Westminster Council is planning to shuffle unemployed people to the bottom of the deck and give first dibs to those with jobs. They say it is
designed to recognise positive contributions to society, reward those who are in jobs and to encourage those who are not currently employed to seek work
We've been here before on Bristling Badger, and I've no doubt we'll have to revisit it in future, but here we go again. The government's own figures show that unemployed people outnumber the available jobs 5:1.
Once we see the rise in unemployment that the government expects to be caused by George Osborne's first budget, and the ranks are futher swollen by the millions of people on Incapacity Benefit who the government has decided are suddenly magically fit to work, that ratio will be more like 11:1.
You cannot expect people to get jobs that don't exist. Penalising them for not getting these jobs is an exercise in cruelty.
Westminster cabinet member for housing, Councillor Philippa Roe, said: "We want to introduce a system which is fairer to local people and rewards those in employment."
This is an attack on the fundamental reasons for having social support such as council housing and the benefits system. It is not there as a set of incentives and penalties. It is there to ensure that, in our wealthy society, no person has to fear homelessness, destitution, hunger or illness simply because they have no money.

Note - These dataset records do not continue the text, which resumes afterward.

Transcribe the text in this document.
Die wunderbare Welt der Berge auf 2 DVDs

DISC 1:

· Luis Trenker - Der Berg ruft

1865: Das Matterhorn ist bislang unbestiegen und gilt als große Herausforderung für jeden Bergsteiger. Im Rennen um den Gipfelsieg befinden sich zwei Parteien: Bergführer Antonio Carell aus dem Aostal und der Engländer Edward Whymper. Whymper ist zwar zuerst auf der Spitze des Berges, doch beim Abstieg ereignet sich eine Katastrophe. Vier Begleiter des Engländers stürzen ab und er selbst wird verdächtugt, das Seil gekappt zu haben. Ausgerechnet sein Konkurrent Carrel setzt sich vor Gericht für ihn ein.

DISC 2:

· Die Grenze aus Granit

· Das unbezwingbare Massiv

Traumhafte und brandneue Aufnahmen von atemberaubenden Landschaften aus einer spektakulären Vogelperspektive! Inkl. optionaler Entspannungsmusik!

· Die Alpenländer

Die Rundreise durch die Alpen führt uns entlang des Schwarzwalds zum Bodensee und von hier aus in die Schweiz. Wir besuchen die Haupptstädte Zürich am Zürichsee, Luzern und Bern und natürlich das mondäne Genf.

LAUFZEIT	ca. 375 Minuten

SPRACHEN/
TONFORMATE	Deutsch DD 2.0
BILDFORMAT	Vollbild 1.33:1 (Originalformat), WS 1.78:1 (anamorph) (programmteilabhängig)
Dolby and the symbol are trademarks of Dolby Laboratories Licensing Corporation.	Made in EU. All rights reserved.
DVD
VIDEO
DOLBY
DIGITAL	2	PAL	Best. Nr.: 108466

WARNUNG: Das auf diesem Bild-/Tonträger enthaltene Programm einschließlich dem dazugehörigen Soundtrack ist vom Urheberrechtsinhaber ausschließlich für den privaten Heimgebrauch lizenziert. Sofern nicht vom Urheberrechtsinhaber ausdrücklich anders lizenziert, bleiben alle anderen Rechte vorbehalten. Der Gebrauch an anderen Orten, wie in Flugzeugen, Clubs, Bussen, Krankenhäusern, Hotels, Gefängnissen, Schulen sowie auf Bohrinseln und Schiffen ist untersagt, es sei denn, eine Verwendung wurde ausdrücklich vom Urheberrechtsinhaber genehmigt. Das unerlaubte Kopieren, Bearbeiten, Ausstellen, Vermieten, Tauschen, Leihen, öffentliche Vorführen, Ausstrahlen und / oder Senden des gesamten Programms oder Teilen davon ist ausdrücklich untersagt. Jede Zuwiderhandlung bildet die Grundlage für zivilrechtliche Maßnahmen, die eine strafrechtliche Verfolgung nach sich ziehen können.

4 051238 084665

These are risks posed to us all, so it is a kind of insurance. Also, societies with the greater gaps between richest and poorest have the most crime, so a robust welfare system protects everyone, even those who will never be poor.
But more than that, it is organised compassion. Most of us - Tory councillors evidently excepted - do not want to live in a place where people suffer for lack of any simple and cheap remedy. This is why previous generations of workers agitated and voted for the welfare state to come into existence. It was working people actively saying they do not want the unemployed to be punished for their predicament.
2 comments:
Well said. But unfortunately I think we're witnessing a general trend in the "developed" world away from even paying lip-service to the notion of a welfare safety-net and towards a -- dare I say it -- kind of neo-feudalism.
There's an increasing belief (more by those at the top of the wealth heap than those at the bottom) that the consumer-capitalist society may be becoming unstable. In response there's an attempt to consolidate power and wealth, as well as to demoralise and divide those at the bottom.
Incidentally, I'm not suggesting this is a conscious plan. As you know, I tend to view social processes like this from the point of view of group psychodynamics and the collective unconscious. But that doesn't make them any less real, or any less effective.
Good points both, but I'd like to throw something else into the mix: humans have an innate desire to seek status (power and wealth being status markers), and status is relative. If you can no longer effectively increase your status by becoming (eg) more wealthy (either because there are no decent investments out there, or because you're already so obscenely well-off that another zero on the end doesn't make any difference, even psychologically) then there's only one option left to increase your relative status: make other people worse off.
Like Jim, I'm not proposing that this is concious.